C’est sur une parcelle de ce terrain isolé, de près de 4 ha et situé à cheval sur les communes de Schiltigheim et de Strasbourg, que débute la construction des premiers bâtiments en 1957. Le Centre, qui dispose alors d’une surface de 16 500 m2 sera officiellement inauguré en 1960, en présence de Louis Joxe, ministre de l’Education nationale et de Pierre Pfimlin, maire de Strasbourg.

Photographie aérienne du Centre de Recherches Nucléaires, vers 1960.

Le site du CRN peu après sa construction : on distingue au premier plan des baraquements et à l’arrière plan, les champs, qui ne resteront pas longtemps vierges de constructions.

Au cours des dix années qui suivent, ont lieu des acquisitions foncières qui étendent le terrain jusqu’au périmètre actuel et permettent d’accueillir des effectifs et des activités sans cesse en développement. Le site passe ainsi de 7 à 25 ha.

Archives Nationales de France

Photographie aérienne de la Cité Nucléaire de Cronenbourg, 1968.

En 1961, le site du CRN s’agrandit de quelques ha au nord. En 1962, la préfecture du Bas-Rhin a réservé 80 ha de terrain ; le CNRS s’empresse de faire une série d’acquisitions foncières en prévision de l’extension du site et de ses équipements à l’est du terrain – le site passe de 7 à 25ha.

De 1962 à 1972, les chantiers de la future Cité nucléaire se succèdent. Finalement, plus de 2000 logements seront construit, faisant de cet ensemble un des plus importants de l’agglomération strasbourgeoise.

A partir de 1962, le reste de l‘ancien terrain militaire est utilisé par la ville pour la construction d’un grand ensemble dont le nom « Cité Nucléaire » découle du CRN implanté à proximité. Des populations diverses y habiteront, telles que les employés du CRN, des familles qui ont été délocalisées en raison de l’assainissement du centre ville, des rapatriés d’Algérie et des ménages intéressés par l’attractivité d’un quartier moderne en périphérie de la ville. 


Le bâtiment des services administratifs et « La vallée de stabilité »
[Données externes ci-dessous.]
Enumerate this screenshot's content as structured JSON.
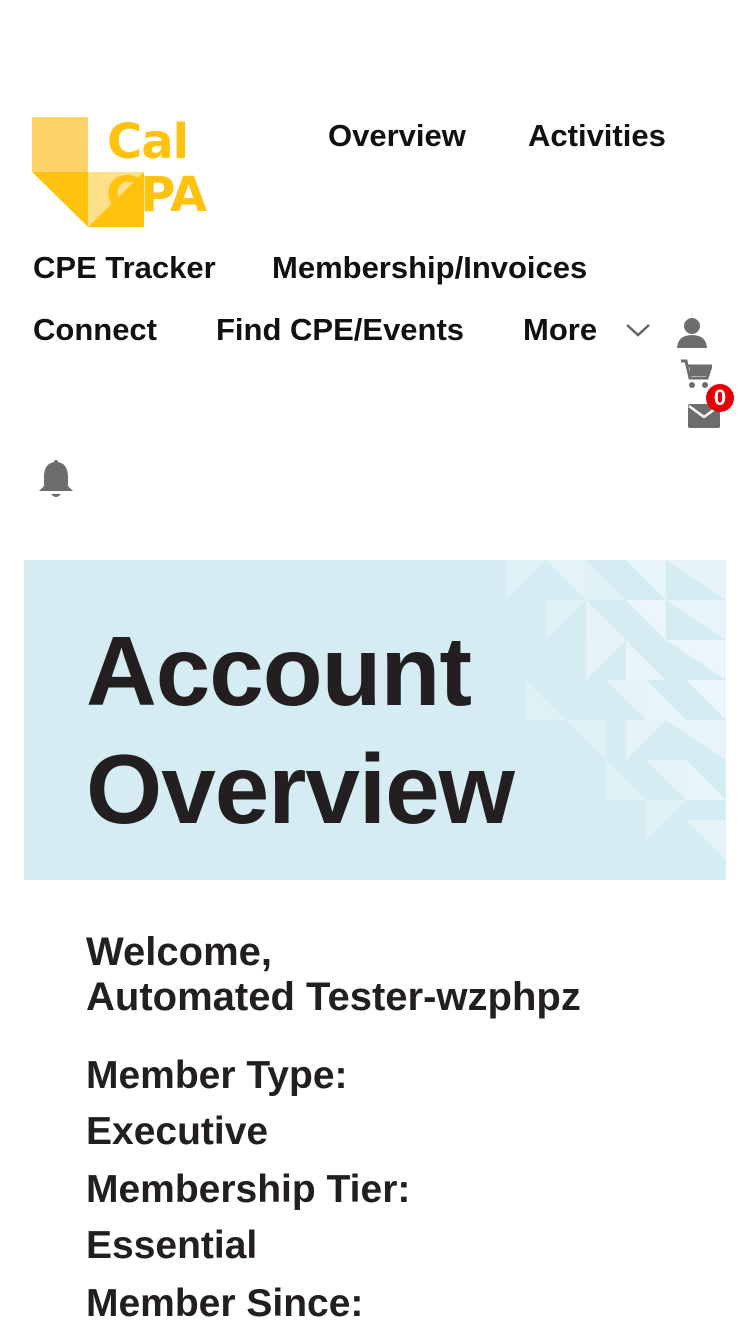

Parmi les premiers construits en 1960, le bâtiment des Services Administratifs, siège actuel de la délégation régionale du CNRS, regroupe les services communs aux différents départements de recherches du CRN. Outre les bureaux de l’administration générale, il hébergeait le service médical, une bibliothèque, une cantine et un amphithéâtre. L’espace sans fenêtre, ménagé au deuxième étage de la façade, indique l’emplacement de cette salle de cour : il est dès l’origine destiné à accueillir une fresque. Celle-ci est réalisée en mosaïque de Briare – une manufacture spécialisée dans les émaux depuis le 19e siècle et situé près de Gien – et sa composition, abstraite, est une référence à la « carte des nucléides », une représentation simplifiée des éléments chimiques. Ce décor correspond certainement à ce qu’on appelle le 1% artistique du bâtiment : cette procédure, initiée dans les années 1950, vise à soutenir et promouvoir la création artistique française et implique l’obligation de décoration des constructions publiques, à hauteur d’ 1% du montant du coût prévisionnel des travaux.

Bâtiment des Services Communs du CRN en construction – 25 septembre 1959.

Le bâtiment des services administratifs en cours de construction. La partie aveugle de la façade, qui accueillera la fresque, correspond à l’emplacement de l’amphithéâtre (Photo Archives Nationales de France).

© Archives Nationales

Fresque La Vallée de la Stabilité, 2020

La fresque a été créée en 1960 par Julien Nussbaum et réalisée par l’Émaillerie Alsacienne, atelier Zebst à Oberbronn (une entreprise locale qui existe encore). Intitulée « la vallée de la stabilité », elle représente les nucléides selon leur nombre de neutrons et leur numéro atomique devant un fond constitués de motifs colorés abstraits.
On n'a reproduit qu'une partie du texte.